My desk, sans laptop |
The same sense of surprising emptiness struck me as my gaze paused upon my desk while I was back home for my lunch break, stopping in my room to brush my teeth before returning to work. Although I try to keep my desk at home relatively organized, it tends to get covered by a variety of articles– a sacramentary (for purposes of study and prayer), my running log, a few mementos, a picture of my goddaughter– in the long intervals between dusting its surface. The empty area typically occupied by my laptop– on my desk at work at the time– suddenly seemed as shockingly gaping as an empty tomb, a space from which something was missing, although in another (reasonably) expected place.
Our society doesn't seem to like emptiness. We fill our roads with vehicles (and expand them to accommodate more traffic), we fill communication devices with text and images, we fill time (often scheduling it accordingly) with activity in a way that seems to value busyness over rest. An empty shelf in the fridge or the pantry, an empty space on a desk, an empty wall in a room or an office– these all seem to suggest something not just missing, but lacking, a void to be filled. There's that old adage about nature abhoring a vacuum, and plenty of examples from the natural world to prove it true.

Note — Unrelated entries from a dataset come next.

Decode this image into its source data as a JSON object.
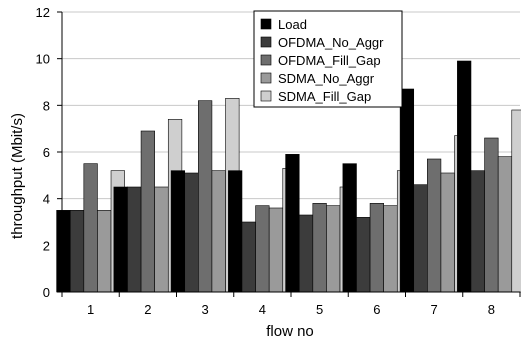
{
  "chart_data": {
    "type": "bar",
    "xlabel": "flow no",
    "ylabel": "throughput (Mbit/s)",
    "ylim": [
      0,
      12
    ],
    "yticks": [
      "0",
      "2",
      "4",
      "6",
      "8",
      "10",
      "12"
    ],
    "categories": [
      "1",
      "2",
      "3",
      "4",
      "5",
      "6",
      "7",
      "8"
    ],
    "grid": "horizontal",
    "legend_position": "top-center",
    "series": [
      {
        "name": "Load",
        "color": "#000000",
        "values": [
          3.5,
          4.5,
          5.2,
          5.2,
          5.9,
          5.5,
          8.7,
          9.9
        ]
      },
      {
        "name": "OFDMA_No_Aggr",
        "color": "#3c3c3c",
        "values": [
          3.5,
          4.5,
          5.1,
          3.0,
          3.3,
          3.2,
          4.6,
          5.2
        ]
      },
      {
        "name": "OFDMA_Fill_Gap",
        "color": "#6e6e6e",
        "values": [
          5.5,
          6.9,
          8.2,
          3.7,
          3.8,
          3.8,
          5.7,
          6.6
        ]
      },
      {
        "name": "SDMA_No_Aggr",
        "color": "#9a9a9a",
        "values": [
          3.5,
          4.5,
          5.2,
          3.6,
          3.7,
          3.7,
          5.1,
          5.8
        ]
      },
      {
        "name": "SDMA_Fill_Gap",
        "color": "#cfcfcf",
        "values": [
          5.2,
          7.4,
          8.3,
          5.3,
          4.5,
          5.2,
          6.7,
          7.8
        ]
      }
    ]
  }
}
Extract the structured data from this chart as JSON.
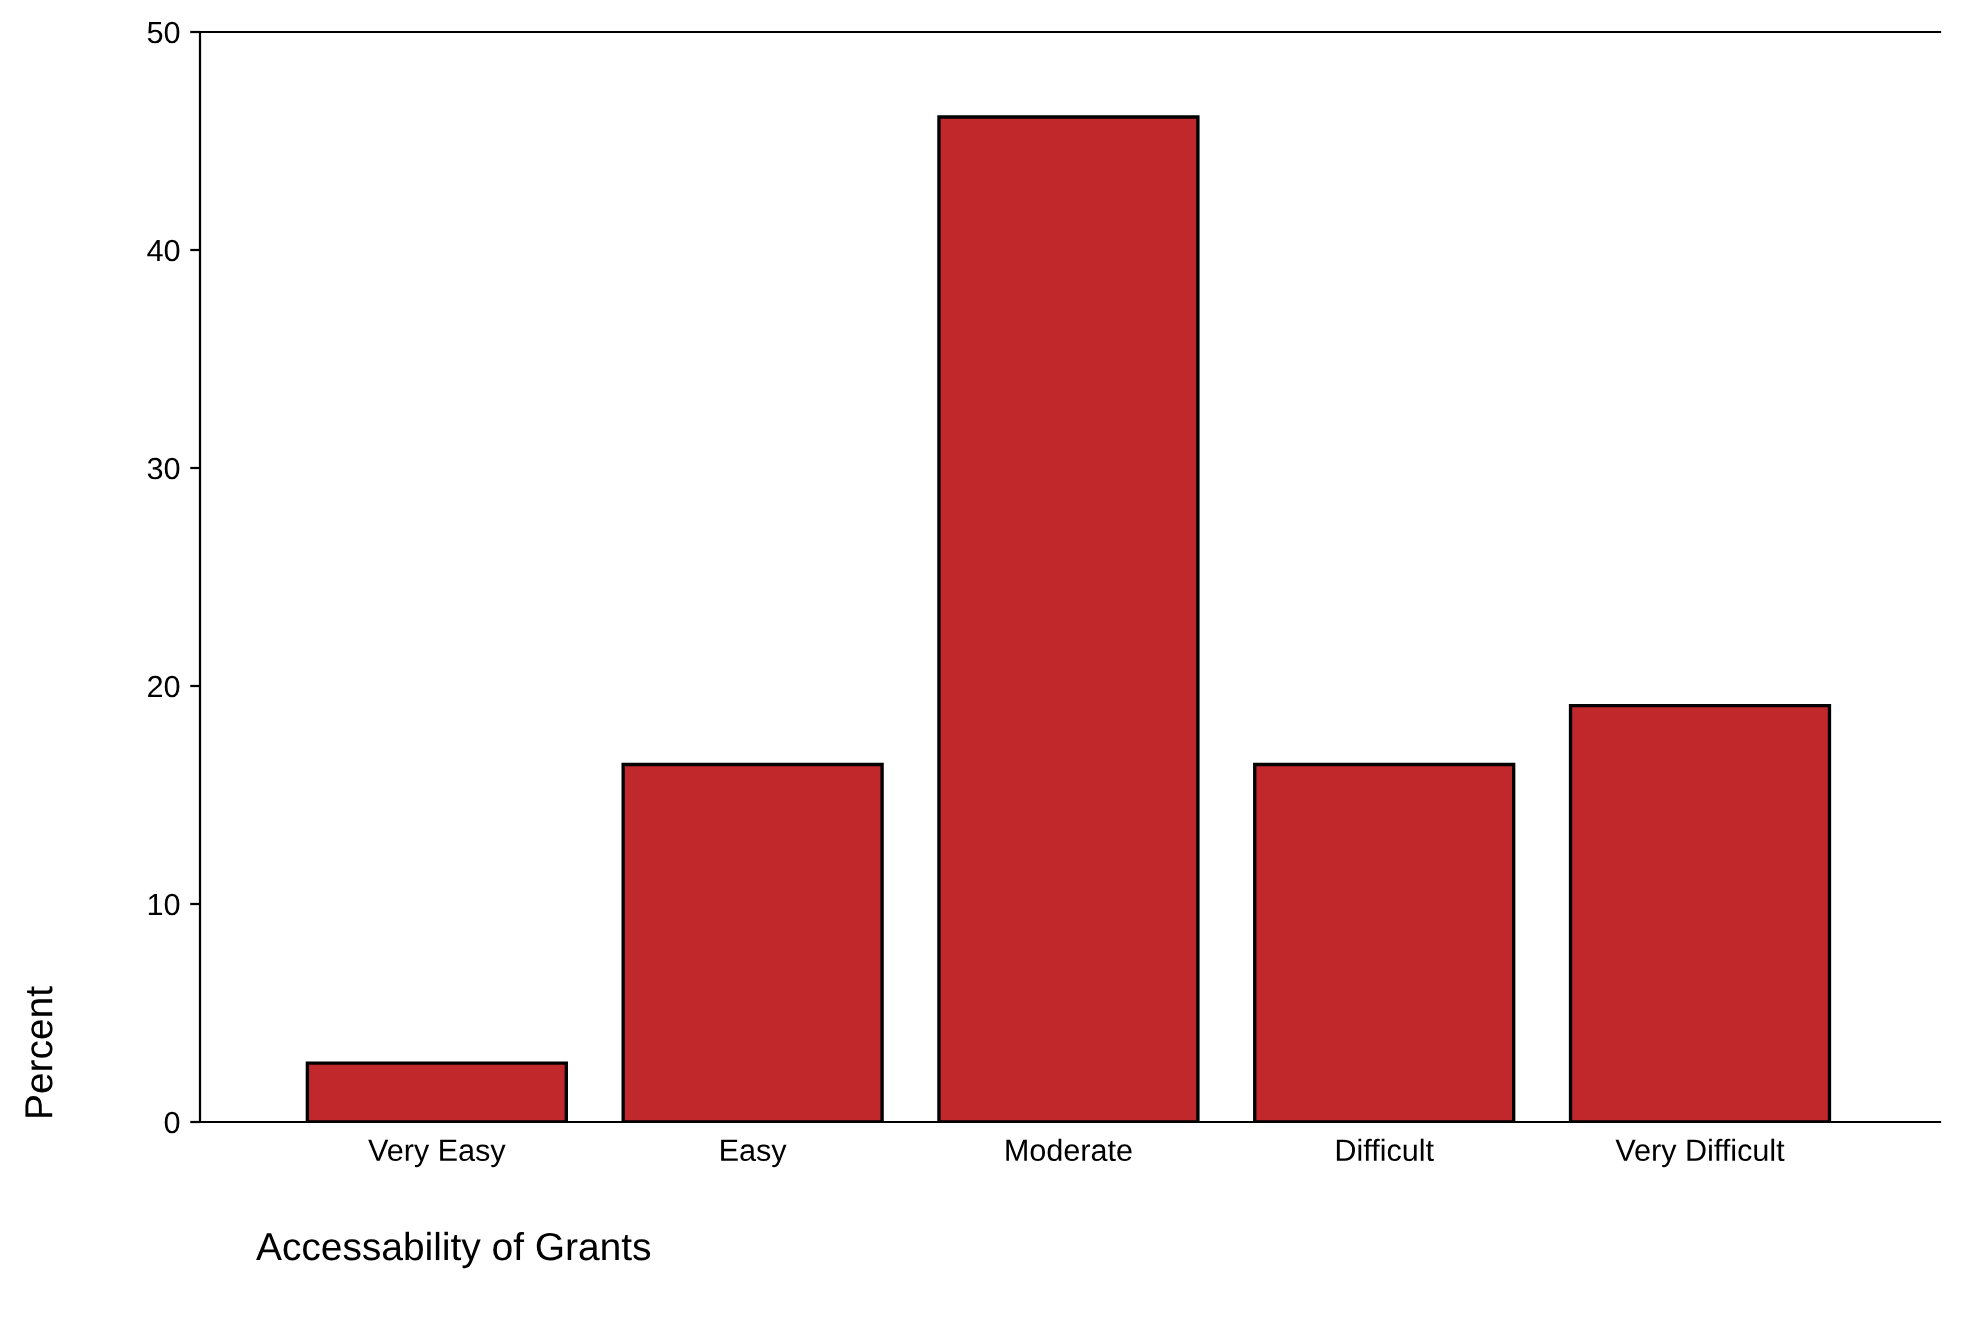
{
  "chart_data": {
    "type": "bar",
    "xlabel": "Accessability of Grants",
    "ylabel": "Percent",
    "categories": [
      "Very Easy",
      "Easy",
      "Moderate",
      "Difficult",
      "Very Difficult"
    ],
    "values": [
      2.7,
      16.4,
      46.1,
      16.4,
      19.1
    ],
    "color": "#c0282c",
    "ylim": [
      0,
      50
    ],
    "yticks": [
      0,
      10,
      20,
      30,
      40,
      50
    ],
    "grid": false
  }
}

Flowering crabapple College of the Holy Cross, Worcester MA |
Yet everyone acquainted with Mr. and/or Mrs. Koenig, and with Jesus, would surely agree that filling the void of their respective tombs is not the ideal situation. Rather, it's the emptiness of these spaces that speak of the power, influence, and presence of those who no longer inhabit them. He is not here, the angels say to the women entering Jesus' tomb. What the emptiness yields is of unspeakable value, stirs joy that cannot be fully expressed in words and gestures alone, and accomplishes wondrous deeds. To a much smaller extent, the ideas that find expression in what I compose from that space on my desk– be those writings electronic or in the flow of ink– have some potential to enrich the lives of those who consider them. The emptiness need not be filled... for it has the paradoxical potential to fill those who find nothing there.